Religion of course plays its part in almost all Bruckner’s works and his Symphony No. 6 is no exception. Bruckner thought the symphony was his most modern and wanted the Adagio played at his funeral. It is not often played, certainly compared with performances of his 4th, 5th, 7th, 8th and 9th symphonies. The work appeared in only one edition, unusual for a Bruckner symphony, and was never performed complete during his lifetime. Mahler did make substantial changes to the score before he conducted the premiere of the symphony in its entirety in 1899, revisions unsanctioned by Bruckner as they were posthumous. Blomstedt made a strong case, however, for the work’s qualities. He was aided by the Tonhalle Orchestra at their best.

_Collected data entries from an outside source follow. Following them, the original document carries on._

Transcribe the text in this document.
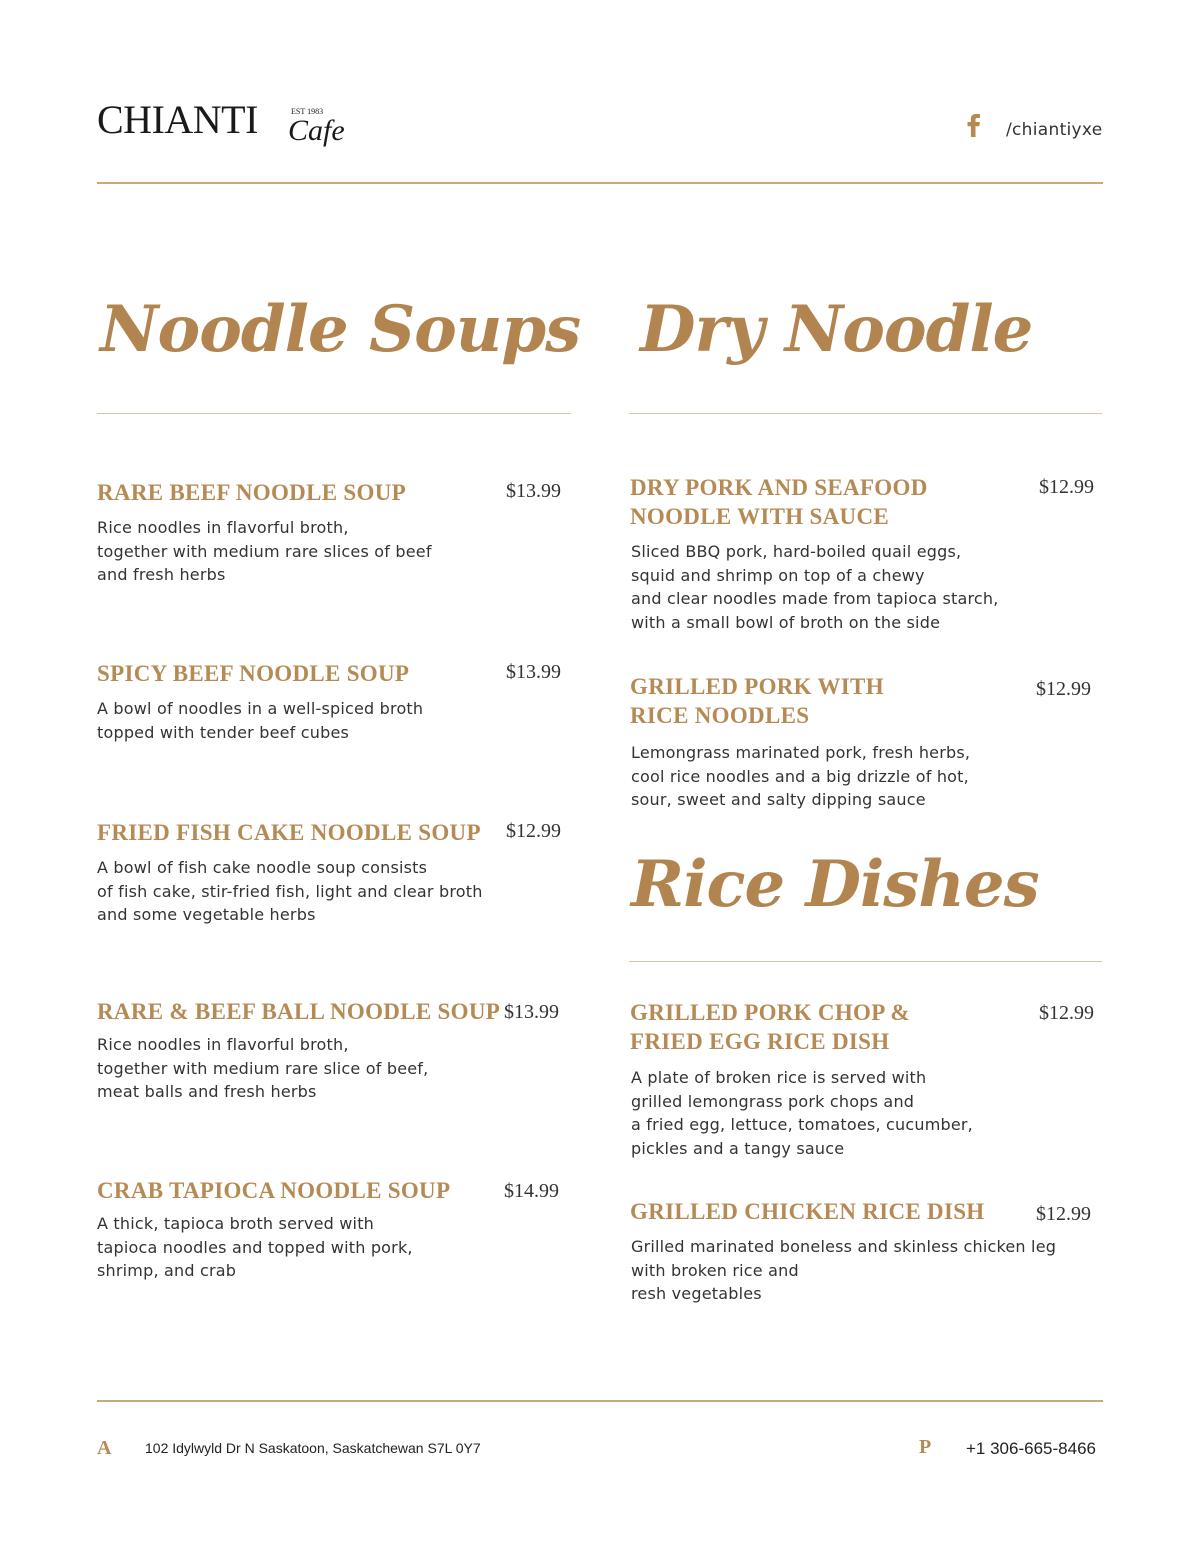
CHIANTI	EST 1983
Cafe	/chiantiyxe
Noodle Soups
RARE BEEF NOODLE SOUP	$13.99
Rice noodles in flavorful broth,
together with medium rare slices of beef
and fresh herbs
SPICY BEEF NOODLE SOUP	$13.99
A bowl of noodles in a well-spiced broth
topped with tender beef cubes
FRIED FISH CAKE NOODLE SOUP $12.99
A bowl of fish cake noodle soup consists
of fish cake, stir-fried fish, light and clear broth
and some vegetable herbs
RARE & BEEF BALL NOODLE SOUP $13.99
Rice noodles in flavorful broth,
together with medium rare slice of beef,
meat balls and fresh herbs
CRAB TAPIOCA NOODLE SOUP	$14.99
A thick, tapioca broth served with
tapioca noodles and topped with pork,
shrimp, and crab
Dry Noodle
DRY PORK AND SEAFOOD
NOODLE WITH SAUCE
$12.99
Sliced BBQ pork, hard-boiled quail eggs,
squid and shrimp on top of a chewy
and clear noodles made from tapioca starch,
with a small bowl of broth on the side
GRILLED PORK WITH
RICE NOODLES
$12.99
Lemongrass marinated pork, fresh herbs,
cool rice noodles and a big drizzle of hot,
sour, sweet and salty dipping sauce
Rice Dishes
GRILLED PORK CHOP &
FRIED EGG RICE DISH
$12.99
A plate of broken rice is served with
grilled lemongrass pork chops and
a fried egg, lettuce, tomatoes, cucumber,
pickles and a tangy sauce
GRILLED CHICKEN RICE DISH	$12.99
Grilled marinated boneless and skinless chicken leg
with broken rice and
resh vegetables
A 102 Idylwyld Dr N Saskatoon, Saskatchewan S7L 0Y7	P +1 306-665-8466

Blomstedt revelled in the Morse code opening and the juxtaposition of the alternating blocks of sound and rhythm, complementing each other not in any way disjointed. He danced through the final pages of the first movement, marked Maestoso, wholly belying his 80 years plus. It brought to mind Günter Wand conducting Bruckner at a similar venerable age. The Adagio is marked “Sehr feierlich” and Blomstedt kept the audience’s attention wholly rapt until well after the movement ended. The central section with its stately chorales was particularly beautifully executed. A complete change of gear took us into the Scherzo, the opening bringing to mind the opening of Mahler’s 6th with its marching ground bass line and rhythmic pulse. The Finale may, for some, be the weakest movement with its raw contrasts of sound but the audience were thrilled by the final wall of blazing sound with its thunderous timpani.